Alan Robinson, independent

Alan Robinson. Image via Ed Nix.

Alan Robinson. Image via Ed Nix.

Mr Robinson was a front-line Thames Valley Police officer for 25 years.

He said: “My priority is to get the bobbies back on the beat. If you've got the bobby back on the beat, almost everything else falls into place, things like anti social behaviour knife crime, apart from cybercrime, which I fully accept is going to be the boom industry over the next five to ten years.

“But my plan is to get the bobby back on the beat, to let them use their common sense and discretion which will free up more time for them to be on the beat, more community engagement, say we're engaged with the public and listening and acting upon what they say.

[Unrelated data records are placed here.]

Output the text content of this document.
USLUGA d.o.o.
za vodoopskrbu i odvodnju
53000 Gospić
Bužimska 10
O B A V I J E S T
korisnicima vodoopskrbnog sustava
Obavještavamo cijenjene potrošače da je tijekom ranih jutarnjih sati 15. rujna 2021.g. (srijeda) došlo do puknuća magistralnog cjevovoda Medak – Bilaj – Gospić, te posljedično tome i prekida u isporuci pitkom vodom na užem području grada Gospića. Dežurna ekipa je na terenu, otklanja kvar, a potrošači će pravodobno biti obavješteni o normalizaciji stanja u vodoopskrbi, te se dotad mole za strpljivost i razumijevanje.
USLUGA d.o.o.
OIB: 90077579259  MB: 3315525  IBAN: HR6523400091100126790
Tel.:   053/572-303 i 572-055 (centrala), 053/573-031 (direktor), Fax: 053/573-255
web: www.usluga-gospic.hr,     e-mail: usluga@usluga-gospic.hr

“Because if we get the officer in the right place at the right time, that will raise morale and without political interference the officers will be able to be creative in how they solve problems.

“[The role of the PCC is] politicising something that was never political. It wasn't political in the 70s, 80s and the beginning of the 90s and that's my mantra: to get the politics out of policing, and let's just get back to common sense.

“The police officers that I knew, used to really love their job and they just really just go through the motions now, whatever the policies are. And it's demoralising, bearing in mind that those officers were recruited because of their initiative and their personality.

“They're like people on tracks, they're on rails, they can't deviate, they can't use their creativity and that hurts me.

“If you've got a demoralised police officer, they can't go out and serve the public. And the two go hand in hand. You know that if you've got a demoralised police service or police officers, they can't go out and serve the public.

“I don't think the other candidates get it. I don't think they understand how broken the service is.

“You think you've got a police service but you’ve got a police service in name only.

“You've got very, very few officers that can actually go out and deliver what you consider the police service to be.

“Vote for me on May 6th because I want to take politics out of policing and get the bobby back on the beat.”